Watching the 1st District returns come in that night, Groce had a drink and then another. Sometime before the evening was over, he muttered that if Ben Frasier was all the Dems had to offer for the 1st District, then he would run for the office.

He woke up the next morning hoping nobody heard him say it, but before he could consider the consequences, the phone was ringing and Erin McKee of the Working Families Party was asking if he was serious about running. And that’s how this smart, self-employed, 42-year-old marketing consultant became a candidate for Congress.

Make no mistake: Groce is running on the Working Families ticket, but he is a Democrat at heart. The Working Families Party and the Democratic Party are both fighting for better jobs and higher wages, good public education, affordable healthcare, and paid family leave and other public policies that support American families — not Wall Street, not oil companies, not defense contractors. Families are the basic building block of society, yet American families have been squeezed and hammered from every side in the last 30 years, as wages have stagnated and jobs have been off-shored, the cost of healthcare skyrocketed, and unregulated Wall Street operators wrecked the economy.
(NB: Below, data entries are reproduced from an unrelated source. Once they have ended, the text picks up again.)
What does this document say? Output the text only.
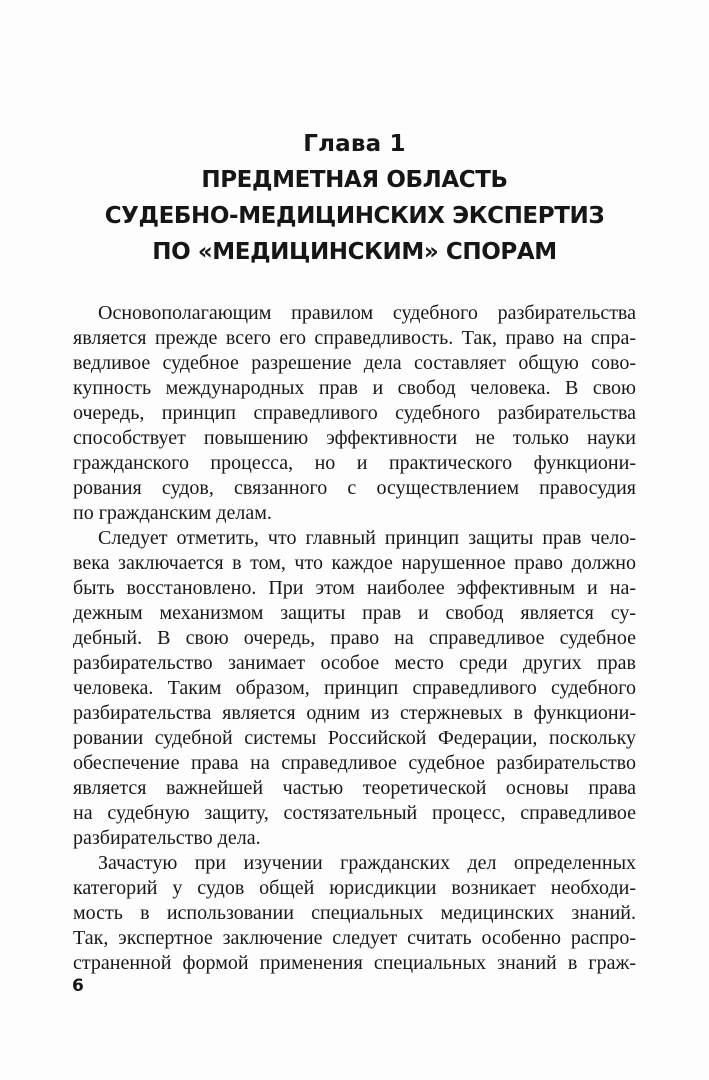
Глава 1
ПРЕДМЕТНАЯ ОБЛАСТЬ
СУДЕБНО-МЕДИЦИНСКИХ ЭКСПЕРТИЗ
ПО «МЕДИЦИНСКИМ» СПОРАМ
Основополагающим правилом судебного разбирательства
является прежде всего его справедливость. Так, право на спра-
ведливое судебное разрешение дела составляет общую сово-
купность международных прав и свобод человека. В свою
очередь, принцип справедливого судебного разбирательства
способствует повышению эффективности не только науки
гражданского процесса, но и практического функциони-
рования судов, связанного с осуществлением правосудия
по гражданским делам.
Следует отметить, что главный принцип защиты прав чело-
века заключается в том, что каждое нарушенное право должно
быть восстановлено. При этом наиболее эффективным и на-
дежным механизмом защиты прав и свобод является су-
дебный. В свою очередь, право на справедливое судебное
разбирательство занимает особое место среди других прав
человека. Таким образом, принцип справедливого судебного
разбирательства является одним из стержневых в функциони-
ровании судебной системы Российской Федерации, поскольку
обеспечение права на справедливое судебное разбирательство
является важнейшей частью теоретической основы права
на судебную защиту, состязательный процесс, справедливое
разбирательство дела.
Зачастую при изучении гражданских дел определенных
категорий у судов общей юрисдикции возникает необходи-
мость в использовании специальных медицинских знаний.
Так, экспертное заключение следует считать особенно распро-
страненной формой применения специальных знаний в граж-
6
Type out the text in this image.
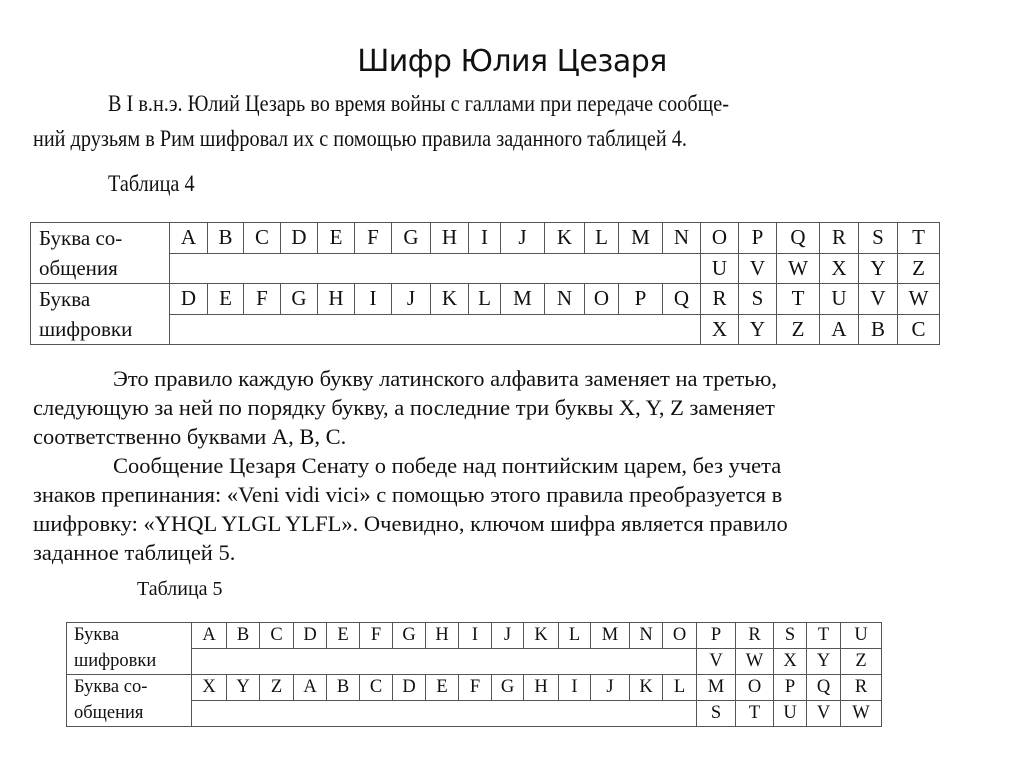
Шифр Юлия Цезаря
В I в.н.э. Юлий Цезарь во время войны с галлами при передаче сообще-
ний друзьям в Рим шифровал их с помощью правила заданного таблицей 4.
Таблица 4
Буква со-
общения	A	B	C	D	E	F	G	H	I	J	K	L	M	N	O	P	Q	R	S	T
															U	V	W	X	Y	Z

Буква
шифровки	D	E	F	G	H	I	J	K	L	M	N	O	P	Q	R	S	T	U	V	W
															X	Y	Z	A	B	C
Это правило каждую букву латинского алфавита заменяет на третью,
следующую за ней по порядку букву, а последние три буквы X, Y, Z заменяет
соответственно буквами A, B, C.
Сообщение Цезаря Сенату о победе над понтийским царем, без учета
знаков препинания: «Veni vidi vici» с помощью этого правила преобразуется в
шифровку: «YHQL YLGL YLFL». Очевидно, ключом шифра является правило
заданное таблицей 5.
Таблица 5
Буква
шифровки	A	B	C	D	E	F	G	H	I	J	K	L	M	N	O	P	R	S	T	U
																V	W	X	Y	Z

Буква со-
общения	X	Y	Z	A	B	C	D	E	F	G	H	I	J	K	L	M	O	P	Q	R
																S	T	U	V	W
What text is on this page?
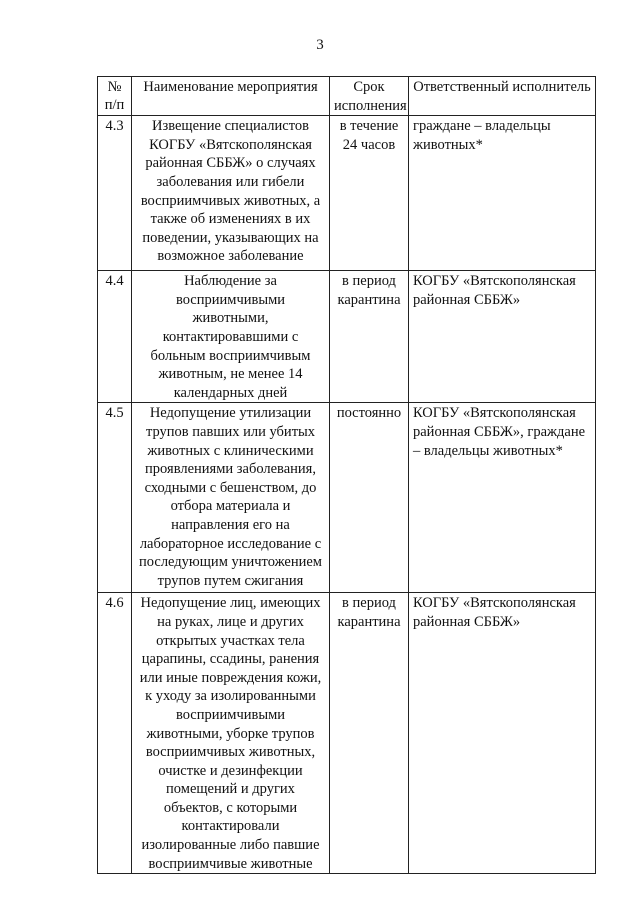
3
№ п/п	Наименование мероприятия	Срок исполнения	Ответственный исполнитель
4.3	Извещение специалистов КОГБУ «Вятскополянская районная СББЖ» о случаях заболевания или гибели восприимчивых животных, а также об изменениях в их поведении, указывающих на возможное заболевание	в течение 24 часов	граждане – владельцы животных*
4.4	Наблюдение за восприимчивыми животными, контактировавшими с больным восприимчивым животным, не менее 14 календарных дней	в период карантина	КОГБУ «Вятскополянская районная СББЖ»
4.5	Недопущение утилизации трупов павших или убитых животных с клиническими проявлениями заболевания, сходными с бешенством, до отбора материала и направления его на лабораторное исследование с последующим уничтожением трупов путем сжигания	постоянно	КОГБУ «Вятскополянская районная СББЖ», граждане – владельцы животных*
4.6	Недопущение лиц, имеющих на руках, лице и других открытых участках тела царапины, ссадины, ранения или иные повреждения кожи, к уходу за изолированными восприимчивыми животными, уборке трупов восприимчивых животных, очистке и дезинфекции помещений и других объектов, с которыми контактировали изолированные либо павшие восприимчивые животные	в период карантина	КОГБУ «Вятскополянская районная СББЖ»
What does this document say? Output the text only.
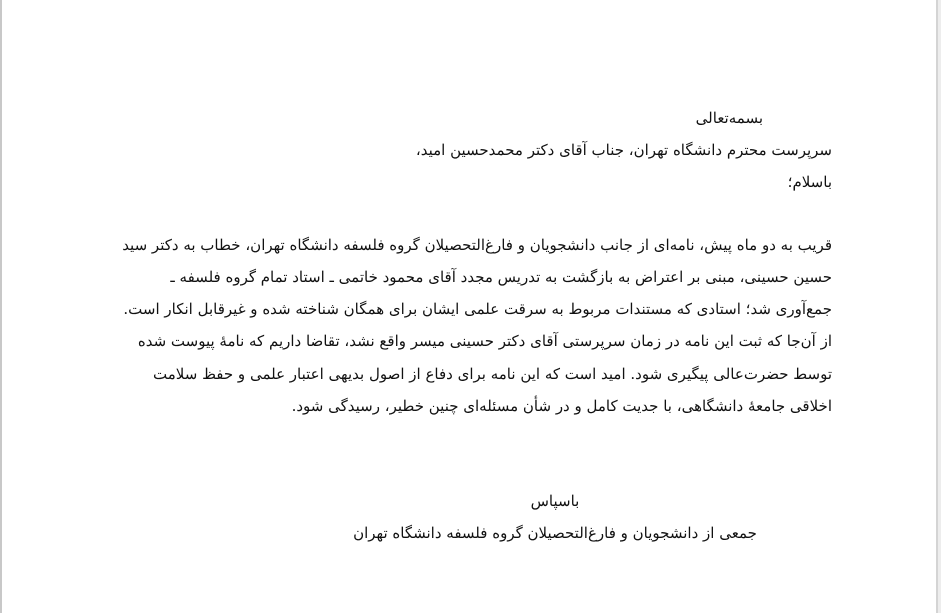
بسمه‌تعالی
سرپرست محترم دانشگاه تهران، جناب آقای دکتر محمدحسین امید،
باسلام؛
قریب به دو ماه پیش، نامه‌ای از جانب دانشجویان و فارغ‌التحصیلان گروه فلسفه دانشگاه تهران، خطاب به دکتر سید
حسین حسینی، مبنی بر اعتراض به بازگشت به تدریس مجدد آقای محمود خاتمی ـ استاد تمام گروه فلسفه ـ
جمع‌آوری شد؛ استادی که مستندات مربوط به سرقت علمی ایشان برای همگان شناخته شده و غیرقابل انکار است.
از آن‌جا که ثبت این نامه در زمان سرپرستی آقای دکتر حسینی میسر واقع نشد، تقاضا داریم که نامهٔ پیوست شده
توسط حضرت‌عالی پیگیری شود. امید است که این نامه برای دفاع از اصول بدیهی اعتبار علمی و حفظ سلامت
اخلاقی جامعهٔ دانشگاهی، با جدیت کامل و در شأن مسئله‌ای چنین خطیر، رسیدگی شود.
باسپاس
جمعی از دانشجویان و فارغ‌التحصیلان گروه فلسفه دانشگاه تهران
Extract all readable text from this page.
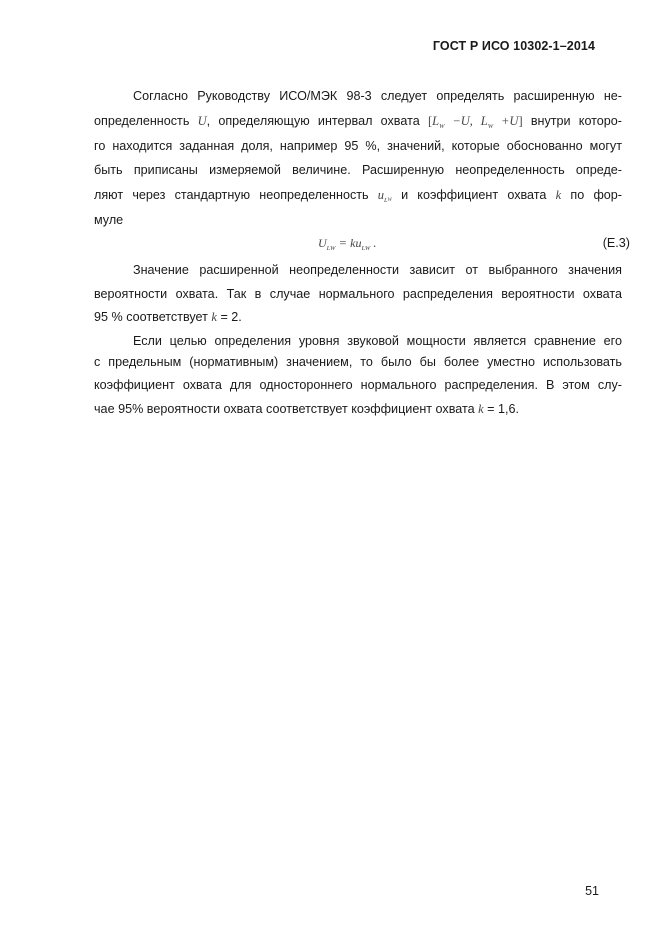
ГОСТ Р ИСО 10302-1–2014
Согласно Руководству ИСО/МЭК 98-3 следует определять расширенную не-
определенность U, определяющую интервал охвата [$L_W -U$, $L_W +U$] внутри которо-
го находится заданная доля, например 95 %, значений, которые обоснованно могут
быть приписаны измеряемой величине. Расширенную неопределенность опреде-
ляют через стандартную неопределенность $u_LW$ и коэффициент охвата k по фор-
муле
$U_{LW} = ku_{LW}$ .	(E.3)
Значение расширенной неопределенности зависит от выбранного значения
вероятности охвата. Так в случае нормального распределения вероятности охвата
95 % соответствует k = 2.
Если целью определения уровня звуковой мощности является сравнение его
с предельным (нормативным) значением, то было бы более уместно использовать
коэффициент охвата для одностороннего нормального распределения. В этом слу-
чае 95% вероятности охвата соответствует коэффициент охвата k = 1,6.
51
It is only the vagaries of the voters and the Byzantine protectionism of state election law that prevent Groce from running as a Democrat, but his Democratic credentials are pristine. He has been working for Democratic candidates since he was a teenager in New Orleans, and he was a John Edwards delegate in 2008. He has received the endorsements of Linda Ketner, who came close to winning the 1st District race against Republican Henry Brown two years ago; Vic Rawl, still a leading figure in Lowcountry politics; and former candidate Burton.

“Democrats represent a wider section of the people,” Groce told me in a recent interview. “Republicans represent a select few, specifically the wealthy, who get elected by lying to working-class people.”

Groce expects the November election will go to a runoff between himself and Republican Tim Scott. Scott is tying himself more and more closely with the Tea Party crowd, which is alienating a lot of mainstream Republicans, he said. Many of them will sit out the election, he said, and a few will cross over to vote for him.

“What you need to know is that I am here to win,” he told me. “I’m the only real Democrat in this race.”